WIF heading for a bearish reversal soon?

Source: WIF/USDT on TradingView

The 1-day chart signaled a bearish structure for dogwifhat. After testing the $1.18 resistance in mid-May, WIF set a higher low at $0.93 four days later, before bouncing higher to test $1.18 once again.

The second attempt was met with failure, and the rejection forced the price below the $0.93-mark. This shifted the structure bearishly on 31 March. A few hours before the time of writing, WIF attempted to rally beyond $1, but could not succeed.

The CMF on the daily chart was at -0.17, signaling heavy capital outflows. The MACD was near the zero line and on the verge of forming a bearish crossover.

Source: WIF/USDT on TradingView

The 4-hour chart revealed a CMF at +0.06, following the price bounce from the local low at $0.8. The brief move beyond $1.04 suggested a structure shift, but it was more likely to be followed by a reversal.

We had a brief dogwifhat price peek above the $1.04-level, followed by a bearish engulfing candle on the H4 chart – A sign of a bearish reversal. The CMF’s drop below +0.05 would be a clue that buying pressure had waned.

The bearish crossover on the MACD could also confirm the momentum shift. As things stand, a sustained WIF rally might need Bitcoin [BTC] to jump higher.
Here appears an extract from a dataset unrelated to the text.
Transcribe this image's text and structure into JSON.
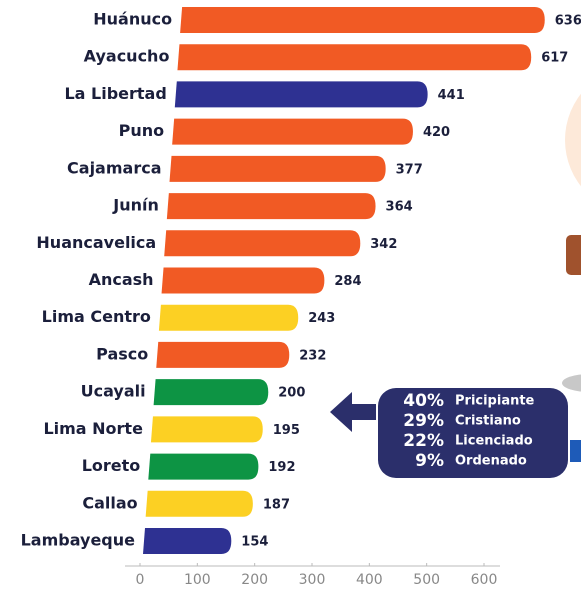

Until then, traders can expect a reversal towards $0.8.

Source: Coinglass

The 2-week liquidation heatmap showed two magnetic zones of importance. The one further from the market price was just below $0.8, the target of the anticipated bearish reversal. Another liquidity pocket at $1.08 could beckon WIF to it.

If the short-term demand and speculative interest ramp up, a breakout past the psychological $1 resistance could be sustained. This would become more likely if Bitcoin can see gains in the short term. Else, swing traders can wait for a dip to $0.8 to go long.

 output:

dogwifhat (WIF) had a rough start to June as sellers pushed the memecoin back into the former range high at $0.8. Having defended the level earlier in the month, buyers finally managed to push dogwifhat back above the $1 mark on Thursday.

The move was fueled by a strong open interest build-up at the $0.8 level, which sellers failed to penetrate.

After a 24-hour rally of 26%, dogwifhat was still struggling to break above the previous week’s high of $1.18. The sellers' attempts to push the price lower could be seen as an attempt to invalidate the structure and set the stage for further declines.

However, if buyers can manage to push the price higher, then the door could open for a continuation of the uptrend.

dogwifhat structure still bearish despite recovery

The 1-day chart showed a bearish structure for dogwifhat. After testing the $1.18 resistance in mid-May, dogwifhat set a higher low at $0.93 four days later, before bouncing higher to test $1.18 once again.

The second attempt was met with failure, and the rejection forced the price below the $0.93-mark. This shifted the structure bearishly on 31 March. A few hours before the time of writing, dogwifhat attempted to rally beyond $1, but could not succeed.

The CMF on the daily chart was at -0.17, signaling heavy capital outflows. The MACD was close to the zero line and on the verge of forming a bearish crossover.

The 4-hour chart revealed a CMF at +0.06, following the price bounce from the local low at $0.8. The brief move beyond $1.04 suggested a structure shift, but it was more likely to be followed by a reversal.

We had a brief dogwifhat price peek above the $1.04-level, followed by a bearish engulfing candle on the H4 chart – A sign of a bearish reversal. The CMF’s drop below +0.05 would be a clue that buying pressure had waned.